On the regulatory front, the authorities imposed restrictions on credit growth in the real estate sector and created new rules for different technology industries, which slowed down investment. This helped moderate the growth of the economy, as household consumption remained relatively low and could not compensate for the decline in public spending and investment.
Second, the deleveraging of major real estate developers in China is spilling over into the wider domestic real estate market, dampening confidence in one of the country’s main economic sectors. The real estate sector, when measured in broader terms, including supply chain effects and tax revenues, accounts for around 25% of total GDP. The potential default of large real estate developers should further weaken the sector’s economic activity. In addition, the over-indebtedness of real estate developers could affect the domestic credit market, which would create additional challenges for investment growth. These two factors have a significant impact on growth.

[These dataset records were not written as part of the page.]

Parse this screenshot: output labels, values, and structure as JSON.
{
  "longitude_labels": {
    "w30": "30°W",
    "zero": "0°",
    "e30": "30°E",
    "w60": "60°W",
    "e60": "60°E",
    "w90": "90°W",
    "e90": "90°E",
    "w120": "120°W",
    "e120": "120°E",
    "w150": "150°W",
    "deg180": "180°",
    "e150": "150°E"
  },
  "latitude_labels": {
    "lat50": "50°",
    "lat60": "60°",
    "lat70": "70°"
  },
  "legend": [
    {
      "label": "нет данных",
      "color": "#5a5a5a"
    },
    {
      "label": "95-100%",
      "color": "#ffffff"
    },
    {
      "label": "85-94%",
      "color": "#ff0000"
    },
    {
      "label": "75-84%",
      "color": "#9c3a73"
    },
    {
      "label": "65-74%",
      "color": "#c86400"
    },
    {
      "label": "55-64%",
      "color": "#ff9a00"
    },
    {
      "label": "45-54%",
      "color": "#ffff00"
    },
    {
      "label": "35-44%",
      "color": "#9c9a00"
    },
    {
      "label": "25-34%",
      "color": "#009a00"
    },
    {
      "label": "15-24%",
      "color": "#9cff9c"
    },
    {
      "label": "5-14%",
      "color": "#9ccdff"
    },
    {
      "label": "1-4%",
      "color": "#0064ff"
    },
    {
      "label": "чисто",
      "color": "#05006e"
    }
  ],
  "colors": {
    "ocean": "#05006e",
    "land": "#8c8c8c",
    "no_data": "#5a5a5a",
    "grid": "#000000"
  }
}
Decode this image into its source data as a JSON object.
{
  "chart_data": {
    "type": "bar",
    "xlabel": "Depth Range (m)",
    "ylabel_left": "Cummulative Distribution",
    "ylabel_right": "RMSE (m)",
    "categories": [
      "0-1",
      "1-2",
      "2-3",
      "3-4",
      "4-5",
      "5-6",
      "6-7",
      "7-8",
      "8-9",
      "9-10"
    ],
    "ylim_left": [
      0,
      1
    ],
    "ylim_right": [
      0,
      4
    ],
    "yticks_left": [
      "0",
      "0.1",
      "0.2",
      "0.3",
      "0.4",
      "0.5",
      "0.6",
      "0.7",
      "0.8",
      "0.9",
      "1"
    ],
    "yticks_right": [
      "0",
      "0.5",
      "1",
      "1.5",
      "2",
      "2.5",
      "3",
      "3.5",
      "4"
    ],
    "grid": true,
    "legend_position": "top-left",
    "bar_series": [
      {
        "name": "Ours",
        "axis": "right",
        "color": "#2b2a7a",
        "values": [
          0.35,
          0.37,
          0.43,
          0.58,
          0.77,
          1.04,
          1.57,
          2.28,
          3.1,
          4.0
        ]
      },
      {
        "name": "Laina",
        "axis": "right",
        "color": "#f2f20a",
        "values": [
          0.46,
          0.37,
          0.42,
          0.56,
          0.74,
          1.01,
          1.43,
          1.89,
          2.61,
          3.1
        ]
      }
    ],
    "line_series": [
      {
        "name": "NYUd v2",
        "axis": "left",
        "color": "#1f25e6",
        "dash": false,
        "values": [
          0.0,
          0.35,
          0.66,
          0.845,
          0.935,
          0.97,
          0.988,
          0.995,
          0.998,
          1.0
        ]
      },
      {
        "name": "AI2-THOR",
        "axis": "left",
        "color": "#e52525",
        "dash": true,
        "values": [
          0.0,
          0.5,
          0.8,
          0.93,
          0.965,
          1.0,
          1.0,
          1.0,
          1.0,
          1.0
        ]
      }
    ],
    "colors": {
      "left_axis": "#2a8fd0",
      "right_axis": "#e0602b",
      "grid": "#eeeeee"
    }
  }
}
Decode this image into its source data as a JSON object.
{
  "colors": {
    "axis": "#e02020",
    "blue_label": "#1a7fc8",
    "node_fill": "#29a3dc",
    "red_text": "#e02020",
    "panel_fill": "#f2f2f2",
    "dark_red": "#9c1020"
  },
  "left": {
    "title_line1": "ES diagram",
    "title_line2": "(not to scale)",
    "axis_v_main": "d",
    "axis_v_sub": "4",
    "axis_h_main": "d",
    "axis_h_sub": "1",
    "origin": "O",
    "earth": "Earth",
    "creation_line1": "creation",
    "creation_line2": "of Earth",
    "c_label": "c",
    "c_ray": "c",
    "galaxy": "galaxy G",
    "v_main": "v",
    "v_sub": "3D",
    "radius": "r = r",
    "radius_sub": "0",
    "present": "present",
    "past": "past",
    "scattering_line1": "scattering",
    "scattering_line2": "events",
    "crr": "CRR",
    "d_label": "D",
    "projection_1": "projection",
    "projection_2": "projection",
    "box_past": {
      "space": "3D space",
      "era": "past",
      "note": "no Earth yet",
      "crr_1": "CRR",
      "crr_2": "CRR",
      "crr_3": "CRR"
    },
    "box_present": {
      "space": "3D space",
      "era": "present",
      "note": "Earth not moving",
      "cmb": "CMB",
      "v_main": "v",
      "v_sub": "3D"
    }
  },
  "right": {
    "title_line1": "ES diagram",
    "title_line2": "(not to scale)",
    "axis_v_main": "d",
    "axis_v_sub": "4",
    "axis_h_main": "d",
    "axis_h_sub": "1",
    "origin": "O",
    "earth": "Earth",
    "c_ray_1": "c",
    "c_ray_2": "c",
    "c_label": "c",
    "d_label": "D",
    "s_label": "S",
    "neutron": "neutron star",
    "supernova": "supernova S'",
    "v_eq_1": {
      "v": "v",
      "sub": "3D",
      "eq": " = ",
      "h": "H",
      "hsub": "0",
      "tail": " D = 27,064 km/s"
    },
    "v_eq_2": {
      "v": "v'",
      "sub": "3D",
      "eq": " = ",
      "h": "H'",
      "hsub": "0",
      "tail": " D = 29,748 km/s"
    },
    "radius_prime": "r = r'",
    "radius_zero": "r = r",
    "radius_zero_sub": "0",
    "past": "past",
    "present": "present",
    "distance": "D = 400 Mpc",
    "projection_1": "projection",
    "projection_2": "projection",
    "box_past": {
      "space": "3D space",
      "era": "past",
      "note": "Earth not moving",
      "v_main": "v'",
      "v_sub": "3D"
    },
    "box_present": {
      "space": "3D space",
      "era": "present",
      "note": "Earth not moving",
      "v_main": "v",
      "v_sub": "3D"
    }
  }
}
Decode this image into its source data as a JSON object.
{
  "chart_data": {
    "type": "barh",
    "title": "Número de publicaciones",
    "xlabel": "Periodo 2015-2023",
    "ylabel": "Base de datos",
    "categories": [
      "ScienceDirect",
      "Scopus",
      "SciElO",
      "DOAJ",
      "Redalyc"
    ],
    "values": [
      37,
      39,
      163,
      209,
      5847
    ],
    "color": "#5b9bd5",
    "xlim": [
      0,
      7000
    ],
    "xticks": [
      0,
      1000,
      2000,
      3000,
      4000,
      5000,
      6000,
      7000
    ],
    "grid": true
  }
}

Third, export growth, a key driver of China’s economic recovery so far, is now threatened by worsening supply-side constraints in the energy sector. Higher coal prices and shortages of other key commodities are causing power outages in several provinces. In order to ensure household energy supplies, the authorities are imposing electricity rationing on energy-hungry manufacturers. This situation could get even worse during the winter, when energy demand typically increases. As the government tries to remedy the situation with several measures, including easing regulations on power producers and coal miners, it remains unclear whether manufacturers will benefit from a stable power supply in the country. fourth quarter 2021. If the energy situation worsens, export growth will be even stronger. affected.
Altogether, the real estate and export sectors have been the main drivers of the Chinese economy since the COVID-19 shock. However, tightening policies and headwinds in real estate are already contributing to a significant slowdown. In addition, energy supply constraints are also starting to negatively affect the export sector. Therefore, we expect growth in China to decelerate further in the fourth quarter of 2021, before regaining momentum next year, as the impact of policy tightening fades and supply constraints recede. attenuate.